Another young Dunedin band putting their own stylistic spin on NZ jangle pop is Sewage. Their particular stylistic spin involves not using guitars and dispensing with the pop by not having songs. The only thing jangling here is the listener’s senses.

It’s free jazz, with the emphasis on free. I’ve picked “Good Friend Long Gone” because it’s the Sewage equivalent of an accessible radio-friendly free jazz standard to introduce you gently to their realm and, perhaps “take you to heaven in a handbasket.”

Lately I’ve been drawn back to some early 80s modal jazz LPs in my collection. I’d been drawn back to them after getting lost in the Rich Ruth album “I Survived, It’s Over” which takes an extraordinary journey from psychedelic space-rock through Cosmic Music, free jazz and experimental New Age music and beyond.

Sewage’s unorthodox deconstructed Avant-Garde style of experimental music is likely to evoke strong reactions. I’ve been enjoying it, admittedly with some dosage control. In the right state of mind the music of Sewage is primal, exciting and liberating.

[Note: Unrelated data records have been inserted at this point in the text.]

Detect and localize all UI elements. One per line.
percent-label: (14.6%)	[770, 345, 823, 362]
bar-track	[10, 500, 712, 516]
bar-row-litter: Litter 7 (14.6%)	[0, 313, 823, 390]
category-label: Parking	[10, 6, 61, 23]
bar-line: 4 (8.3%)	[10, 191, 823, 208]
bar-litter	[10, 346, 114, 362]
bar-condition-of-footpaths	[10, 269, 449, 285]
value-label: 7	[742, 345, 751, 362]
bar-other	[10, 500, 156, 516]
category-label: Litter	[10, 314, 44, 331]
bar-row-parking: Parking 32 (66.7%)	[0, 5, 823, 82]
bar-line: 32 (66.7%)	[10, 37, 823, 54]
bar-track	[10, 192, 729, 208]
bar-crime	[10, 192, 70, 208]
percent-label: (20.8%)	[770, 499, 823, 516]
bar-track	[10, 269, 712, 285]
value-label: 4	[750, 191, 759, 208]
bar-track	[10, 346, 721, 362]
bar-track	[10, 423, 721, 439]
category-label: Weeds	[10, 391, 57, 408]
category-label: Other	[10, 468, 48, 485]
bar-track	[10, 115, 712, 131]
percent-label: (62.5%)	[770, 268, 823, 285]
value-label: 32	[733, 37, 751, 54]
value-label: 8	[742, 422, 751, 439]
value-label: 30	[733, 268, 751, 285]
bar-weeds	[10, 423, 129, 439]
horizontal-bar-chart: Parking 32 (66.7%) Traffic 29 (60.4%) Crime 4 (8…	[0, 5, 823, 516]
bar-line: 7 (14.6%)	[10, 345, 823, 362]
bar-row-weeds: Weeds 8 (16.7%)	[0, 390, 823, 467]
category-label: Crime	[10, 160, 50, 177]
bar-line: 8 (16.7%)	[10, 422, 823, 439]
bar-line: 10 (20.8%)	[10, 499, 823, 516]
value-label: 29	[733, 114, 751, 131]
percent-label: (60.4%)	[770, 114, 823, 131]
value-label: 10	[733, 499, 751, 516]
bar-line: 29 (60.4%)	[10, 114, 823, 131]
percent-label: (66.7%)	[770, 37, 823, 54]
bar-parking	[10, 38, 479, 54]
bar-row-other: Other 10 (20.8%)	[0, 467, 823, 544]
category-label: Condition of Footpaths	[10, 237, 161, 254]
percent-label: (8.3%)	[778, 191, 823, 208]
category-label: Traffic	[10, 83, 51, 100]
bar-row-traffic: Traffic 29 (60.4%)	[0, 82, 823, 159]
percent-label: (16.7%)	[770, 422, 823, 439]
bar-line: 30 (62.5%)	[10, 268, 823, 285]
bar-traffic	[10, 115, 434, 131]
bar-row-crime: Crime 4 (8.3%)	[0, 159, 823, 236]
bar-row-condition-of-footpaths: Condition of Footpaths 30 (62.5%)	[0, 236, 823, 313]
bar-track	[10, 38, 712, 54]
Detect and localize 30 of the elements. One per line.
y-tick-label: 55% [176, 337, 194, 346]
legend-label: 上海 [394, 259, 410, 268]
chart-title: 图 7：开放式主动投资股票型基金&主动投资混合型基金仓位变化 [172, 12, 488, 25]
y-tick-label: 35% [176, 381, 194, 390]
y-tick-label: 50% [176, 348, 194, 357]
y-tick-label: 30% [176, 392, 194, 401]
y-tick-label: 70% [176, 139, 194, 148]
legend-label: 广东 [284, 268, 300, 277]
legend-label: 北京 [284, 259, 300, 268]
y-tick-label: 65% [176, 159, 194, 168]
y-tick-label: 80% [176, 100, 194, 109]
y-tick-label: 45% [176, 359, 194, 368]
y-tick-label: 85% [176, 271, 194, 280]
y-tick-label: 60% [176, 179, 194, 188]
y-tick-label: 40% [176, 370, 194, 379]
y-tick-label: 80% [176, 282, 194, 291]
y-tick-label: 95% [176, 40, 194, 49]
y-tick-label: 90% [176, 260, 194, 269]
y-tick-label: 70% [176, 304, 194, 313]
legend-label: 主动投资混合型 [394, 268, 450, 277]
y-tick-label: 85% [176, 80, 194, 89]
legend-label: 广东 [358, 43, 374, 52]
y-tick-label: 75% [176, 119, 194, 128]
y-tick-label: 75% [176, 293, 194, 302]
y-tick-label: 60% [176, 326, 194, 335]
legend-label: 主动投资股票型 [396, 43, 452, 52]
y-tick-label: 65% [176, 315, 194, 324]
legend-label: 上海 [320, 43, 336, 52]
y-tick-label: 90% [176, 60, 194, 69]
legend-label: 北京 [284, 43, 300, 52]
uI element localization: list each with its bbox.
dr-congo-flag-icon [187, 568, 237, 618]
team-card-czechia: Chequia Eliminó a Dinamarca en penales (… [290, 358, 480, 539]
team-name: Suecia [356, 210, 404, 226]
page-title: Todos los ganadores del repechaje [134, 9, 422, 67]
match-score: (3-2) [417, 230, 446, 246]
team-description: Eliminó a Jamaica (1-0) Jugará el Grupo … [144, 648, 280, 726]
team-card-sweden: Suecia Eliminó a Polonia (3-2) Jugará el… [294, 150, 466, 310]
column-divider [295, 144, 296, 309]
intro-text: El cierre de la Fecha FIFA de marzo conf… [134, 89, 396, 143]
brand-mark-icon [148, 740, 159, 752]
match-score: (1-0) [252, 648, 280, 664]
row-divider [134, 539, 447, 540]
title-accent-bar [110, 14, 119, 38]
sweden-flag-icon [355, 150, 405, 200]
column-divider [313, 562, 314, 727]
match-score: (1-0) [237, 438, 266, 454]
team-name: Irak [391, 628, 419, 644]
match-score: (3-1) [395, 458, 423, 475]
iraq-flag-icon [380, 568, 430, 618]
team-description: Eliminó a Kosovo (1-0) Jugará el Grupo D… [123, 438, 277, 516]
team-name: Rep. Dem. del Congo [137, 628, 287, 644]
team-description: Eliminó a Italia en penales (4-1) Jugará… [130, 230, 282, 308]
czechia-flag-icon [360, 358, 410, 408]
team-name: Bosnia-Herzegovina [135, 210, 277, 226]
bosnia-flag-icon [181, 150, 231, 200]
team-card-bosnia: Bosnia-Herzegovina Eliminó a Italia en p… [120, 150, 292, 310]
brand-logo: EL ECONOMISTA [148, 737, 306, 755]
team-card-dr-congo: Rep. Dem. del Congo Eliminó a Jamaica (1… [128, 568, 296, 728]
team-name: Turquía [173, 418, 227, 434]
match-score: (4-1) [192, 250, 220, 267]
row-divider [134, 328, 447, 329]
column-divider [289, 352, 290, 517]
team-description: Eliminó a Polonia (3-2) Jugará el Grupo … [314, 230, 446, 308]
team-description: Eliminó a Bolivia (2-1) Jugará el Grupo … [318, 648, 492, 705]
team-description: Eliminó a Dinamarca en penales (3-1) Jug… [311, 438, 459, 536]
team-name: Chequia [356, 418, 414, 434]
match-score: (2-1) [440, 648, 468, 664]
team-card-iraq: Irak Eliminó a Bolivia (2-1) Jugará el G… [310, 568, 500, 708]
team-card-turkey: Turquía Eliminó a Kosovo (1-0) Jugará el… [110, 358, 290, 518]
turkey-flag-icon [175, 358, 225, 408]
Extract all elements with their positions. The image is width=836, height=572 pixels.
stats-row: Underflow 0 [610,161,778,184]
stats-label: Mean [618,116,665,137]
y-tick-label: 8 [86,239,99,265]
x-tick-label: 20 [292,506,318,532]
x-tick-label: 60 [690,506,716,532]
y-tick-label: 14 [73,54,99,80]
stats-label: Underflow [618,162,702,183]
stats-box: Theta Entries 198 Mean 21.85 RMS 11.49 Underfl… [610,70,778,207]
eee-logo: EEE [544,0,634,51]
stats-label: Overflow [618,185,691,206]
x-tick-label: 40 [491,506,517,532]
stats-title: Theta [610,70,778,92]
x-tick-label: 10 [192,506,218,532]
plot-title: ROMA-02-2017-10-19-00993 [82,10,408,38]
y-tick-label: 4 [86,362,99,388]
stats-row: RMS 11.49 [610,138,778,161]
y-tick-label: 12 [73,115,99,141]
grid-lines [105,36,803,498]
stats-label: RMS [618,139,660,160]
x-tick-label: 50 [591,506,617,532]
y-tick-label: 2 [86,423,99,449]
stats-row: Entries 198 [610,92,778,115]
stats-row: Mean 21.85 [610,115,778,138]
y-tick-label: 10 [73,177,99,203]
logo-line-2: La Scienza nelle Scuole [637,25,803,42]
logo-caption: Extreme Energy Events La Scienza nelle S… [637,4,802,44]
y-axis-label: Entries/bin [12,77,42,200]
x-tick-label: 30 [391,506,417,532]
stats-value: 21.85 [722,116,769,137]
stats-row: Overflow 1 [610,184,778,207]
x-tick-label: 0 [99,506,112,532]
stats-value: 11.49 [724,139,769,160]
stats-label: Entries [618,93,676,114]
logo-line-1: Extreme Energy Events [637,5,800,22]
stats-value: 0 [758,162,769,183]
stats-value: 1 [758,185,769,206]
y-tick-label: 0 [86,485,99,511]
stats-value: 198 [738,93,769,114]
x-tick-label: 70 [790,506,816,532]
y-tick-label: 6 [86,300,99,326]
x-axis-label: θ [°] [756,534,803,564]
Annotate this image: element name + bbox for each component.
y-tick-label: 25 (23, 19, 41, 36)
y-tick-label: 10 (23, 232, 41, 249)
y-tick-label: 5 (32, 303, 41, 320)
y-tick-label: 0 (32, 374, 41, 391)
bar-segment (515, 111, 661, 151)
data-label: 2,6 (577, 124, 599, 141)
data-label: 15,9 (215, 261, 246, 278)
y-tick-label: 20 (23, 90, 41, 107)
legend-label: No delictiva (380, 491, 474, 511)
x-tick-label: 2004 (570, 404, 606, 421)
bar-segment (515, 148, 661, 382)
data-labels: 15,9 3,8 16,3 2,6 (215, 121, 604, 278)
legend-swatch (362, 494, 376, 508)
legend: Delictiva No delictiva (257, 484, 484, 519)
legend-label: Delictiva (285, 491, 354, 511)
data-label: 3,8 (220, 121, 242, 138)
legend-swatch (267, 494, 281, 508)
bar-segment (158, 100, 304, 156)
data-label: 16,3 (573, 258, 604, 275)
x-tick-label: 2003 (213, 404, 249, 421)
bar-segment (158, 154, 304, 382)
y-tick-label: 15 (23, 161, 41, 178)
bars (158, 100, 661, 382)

Sewage is Ro Rushton-Green (saxophone/violin/screaming) and Gabriel Griffin (drums/ percussion) and the double album was recorded live at the Lines of Flight festival in 2017. In the words of Lines of Flight co-organiser Peter Porteous: ‘Sewage are a band that you clear your schedule to see play…. raw and life-affirming, adrenalin fire music, the spirit of Albert Ayler within…. after eight years of watching them play my initial euphoria has not diminished…. their music hits me right in the gut, as all good music should. Wild, unpredictable, joyously bracing and very free…. all hail Sewage!’